O cinema de “Nós Duas Descendo As Escadas” reverbera a máxima de filme família. Quase caseiro. São amigos, apaixonados pela sétima arte, que resistem ao cinema comercial e que buscam realizar obras mais autorais (por quebrar conceitos, permitir a liberdade do acontecer e expôr sensualidade sexual com sua câmera mosca – de estar quase como personagem, porém sem fazer com que sua presença seja percebida), ainda que conjuguem elementos de uma típica comédia romântica em sua narrativa à moda de “Peter Coyote” em “Lua de Fel”.
“Nós Duas Descendo As Escadas” caminha pelo limiar tênue entre naturalismo espontâneo e o anti-naturalismo encenado, e é muito mais que um retrato de comportamento social sobre identidade sexual.
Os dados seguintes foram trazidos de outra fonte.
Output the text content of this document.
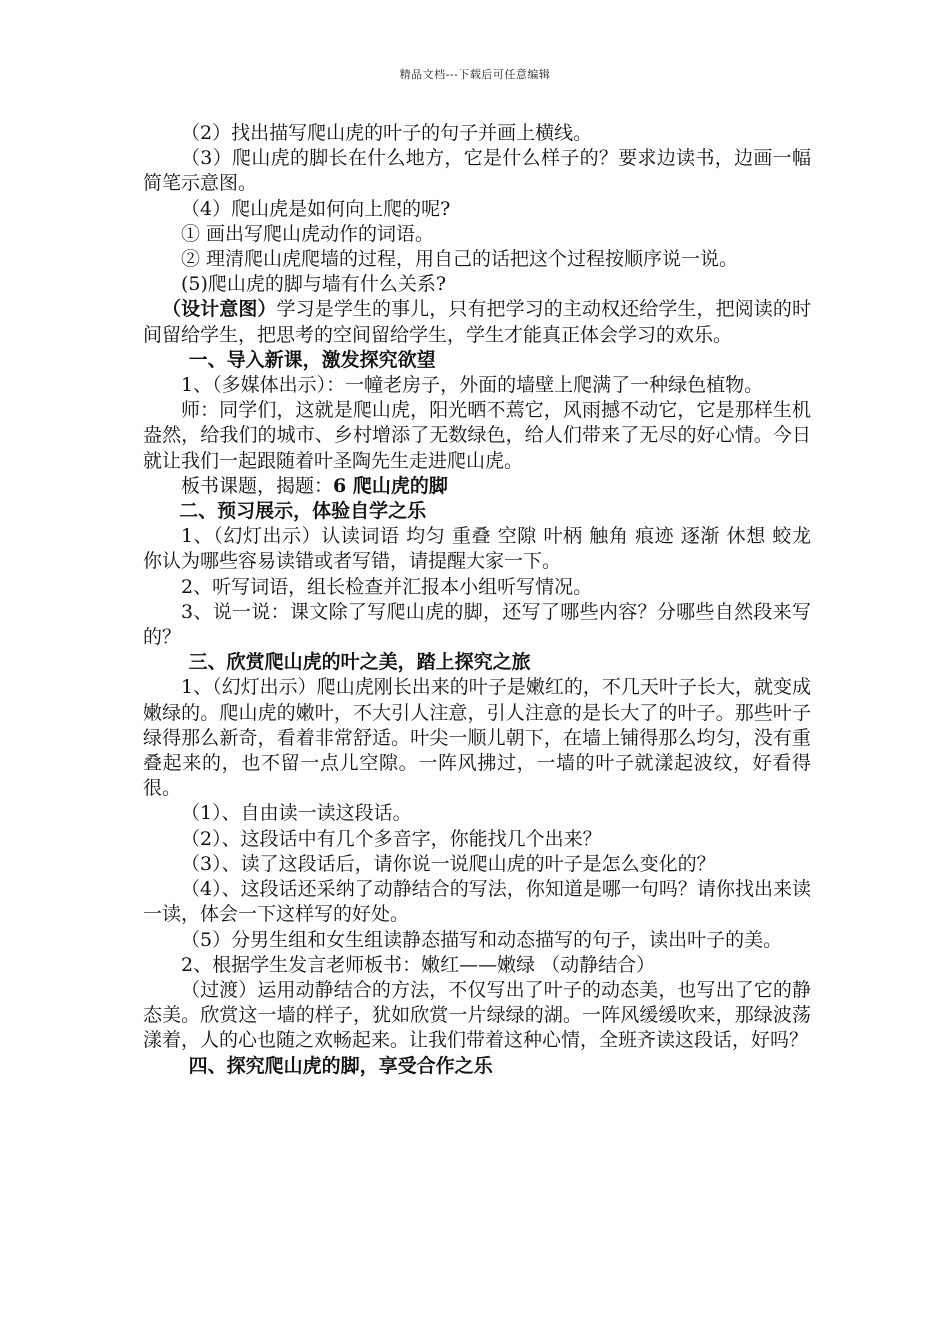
精品文档---下载后可任意编辑

（2）找出描写爬山虎的叶子的句子并画上横线。

（3）爬山虎的脚长在什么地方，它是什么样子的？要求边读书，边画一幅简笔示意图。

（4）爬山虎是如何向上爬的呢?

① 画出写爬山虎动作的词语。

② 理清爬山虎爬墙的过程，用自己的话把这个过程按顺序说一说。

(5)爬山虎的脚与墙有什么关系?

（设计意图）学习是学生的事儿，只有把学习的主动权还给学生，把阅读的时间留给学生，把思考的空间留给学生，学生才能真正体会学习的欢乐。

一、导入新课，激发探究欲望

1、（多媒体出示）：一幢老房子，外面的墙壁上爬满了一种绿色植物。

师：同学们，这就是爬山虎，阳光晒不蔫它，风雨撼不动它，它是那样生机盎然，给我们的城市、乡村增添了无数绿色，给人们带来了无尽的好心情。今日就让我们一起跟随着叶圣陶先生走进爬山虎。

板书课题，揭题：6 爬山虎的脚

二、预习展示，体验自学之乐

1、（幻灯出示）认读词语 均匀 重叠 空隙 叶柄 触角 痕迹 逐渐 休想 蛟龙 你认为哪些容易读错或者写错，请提醒大家一下。

2、听写词语，组长检查并汇报本小组听写情况。

3、说一说：课文除了写爬山虎的脚，还写了哪些内容？分哪些自然段来写的？

三、欣赏爬山虎的叶之美，踏上探究之旅

1、（幻灯出示）爬山虎刚长出来的叶子是嫩红的，不几天叶子长大，就变成嫩绿的。爬山虎的嫩叶，不大引人注意，引人注意的是长大了的叶子。那些叶子绿得那么新奇，看着非常舒适。叶尖一顺儿朝下，在墙上铺得那么均匀，没有重叠起来的，也不留一点儿空隙。一阵风拂过，一墙的叶子就漾起波纹，好看得很。

（1）、自由读一读这段话。

（2）、这段话中有几个多音字，你能找几个出来？

（3）、读了这段话后，请你说一说爬山虎的叶子是怎么变化的？

（4）、这段话还采纳了动静结合的写法，你知道是哪一句吗？请你找出来读一读，体会一下这样写的好处。

（5）分男生组和女生组读静态描写和动态描写的句子，读出叶子的美。

2、根据学生发言老师板书：嫩红——嫩绿 （动静结合）

（过渡）运用动静结合的方法，不仅写出了叶子的动态美，也写出了它的静态美。欣赏这一墙的样子，犹如欣赏一片绿绿的湖。一阵风缓缓吹来，那绿波荡漾着，人的心也随之欢畅起来。让我们带着这种心情，全班齐读这段话，好吗？

四、探究爬山虎的脚，享受合作之乐
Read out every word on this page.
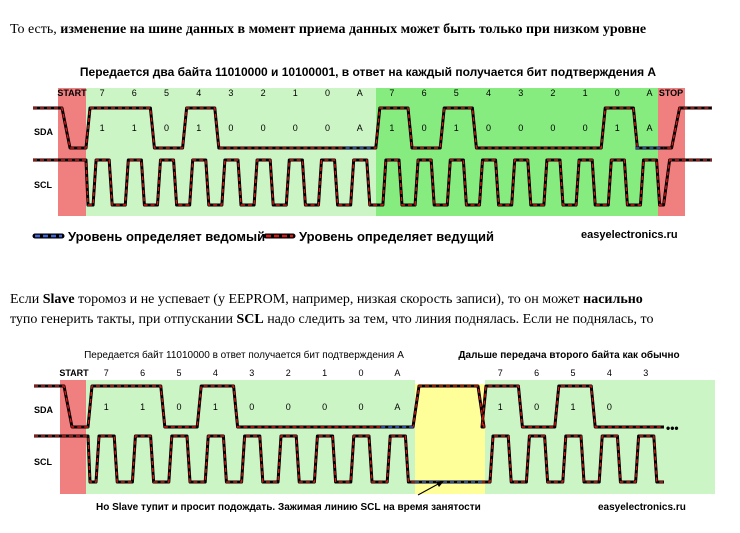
То есть, изменение на шине данных в момент приема данных может быть только при низком уровне
Если Slave торомоз и не успевает (у EEPROM, например, низкая скорость записи), то он может насильно
тупо генерить такты, при отпускании SCL надо следить за тем, что линия поднялась. Если не поднялась, то
Передается два байта 11010000 и 10100001, в ответ на каждый получается бит подтверждения А
START	STOP
SDA
SCL
7	6	5	4	3	2	1	0	A	7	6	5	4	3	2	1	0	A
1	1	0	1	0	0	0	0	A	1	0	1	0	0	0	0	1	A
Уровень определяет ведомый	Уровень определяет ведущий	easyelectronics.ru
Передается байт 11010000 в ответ получается бит подтверждения А	Дальше передача второго байта как обычно
START
SDA
SCL
7	6	5	4	3	2	1	0	A	7	6	5	4	3
1	1	0	1	0	0	0	0	A	1	0	1	0
•••
Но Slave тупит и просит подождать. Зажимая линию SCL на время занятости	easyelectronics.ru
Aqui, a opção amorosa de duas mulheres (que querem “brincar de casinha” e de “caixinhas mágicas”) transcende a simples aceitação do gênero LBGTQUIA, porque fornece singeleza das reações de outros indivíduos (que rebatem com entendimentos diretos e sem freios – uma das características sulistas, que é a de não “enrolar” no politicamente correto – “Você é loira ou pinta o cabelo?”, “Os dois”), que cada vez compreendem mais esta “nova forma de amor”. “Porto Alegre só precisa acelerar”, diz-se entre o conhecimento efêmero, a rotina melodramática, o dia-a-dia de “olhos cortantes”, a intimidade fofa, a “boa pergunta” e a “bela resposta” que o casal vai desenvolvendo e construindo, como o jogo de títulos de filmes (de pergunta e resposta – como “Tudo Bem”, de Arnaldo Jabor) presente também em “Um Filme Francês”, de Cavi Borges) e como o tempo separado (incluindo um “Manual de Instruções para a despedida” e os “curativos superficiais como as redes sociais”) em uma Nova York normal sem glamour turístico (com trilha sonora de Chorinho), passando pela desilusão, vulnerabilidade, saudade, lembranças e a vontade do retorno antecipado com “o coração aos cacos”.
Entre referências literárias, como “A Arte da Guerra” (“Nunca demonstre seus sentimentos aos inimigos”), filosofia de botequim adulterado ao gaúcho, e reunião de amigos (e as drogas), “vampira que rouba a alma”, e música pop rock local, é inevitável não inferirmos a “Pequeno Dicionário Amoroso”, de Sandra Werneck, “Amores Imaginários”, de Xavier Dolan, “Vamos Fazer Um Filme”, de Cavi Borges e Walter Daguerre, “Apenas o Fim”, de Matheus Souza, “O Demônio das Onze Horas”, de Jean-Luc Godard, “127 Horas”, de Danny Boyle, “Falsa Loura”, de Carlos Reichenbach, “Quanto dura o amor?”, de Roberto Moreira e explicitamente “A Fraternidade é Vermelha”, de Krzysztof Kieślowski.
“Nós Duas Descendo As Escadas” personifica a poesia pela fala, a deixando palpável. E também a metalinguagem. Conversa-se sobre cinema, inclusive a cena final de “Casablanca”, de Michael Curtiz. “Ainda é cedo amor”, rebate-se com um trecho da música “O Mundo é Um Moinho”, de Cartola. “Leva meus óculos. Guarda meus olhos”, diz-se. Como foi dito, é um filme mais de crítico de cinema que de realizador. Referências pululam incessante e recorrentemente. Os posters de “Garotas do ABC”, “Na Estrada”, “Um Verão Escaldante”.
Aqui, é o máximo do Romantismo que desvirtua apontamentos com a atmosfera de Pedro Almodóvar, e assim, busca imprimir uma credibilidade naturalista editada. “A guerra está declarada”, de Valérie Donzelli, título deste filme francês que resume praticamente tudo que se precisa explicar. “Isto não é um filme”; “Carnaval, vai, vomita e volta”; diário de luzes; a exposição “Vazio” de Leonilson; a cena lésbica de “Titanic”; o ciúme; a musica de Tulipa Ruiz; a experiência LSD (com câmera epifania psicodélica). Enfim, todos os detalhes e conflitos são fofos demais, resolvidos rápidos, como a cena de uma que se joga na escada, o pseudo término, o estímulo psicótico-passional, a desconstrução do amor por destruições simbólicas dos detalhes. Trocando em miúdos, é uma versão feminina e de comédia romântica de “Felizes Juntos”, de Wong Kar-wai. Concluindo, um filme que merece ser visto, até como uma brincadeira quiz de descobrir o maior número de referências cinematográficas nas cenas. O filme ganhou o prêmio de Melhor Longa-Metragem pelo Júri Popular no CLOSE (Festival Nacional de Cinema da Diversidade Sexual).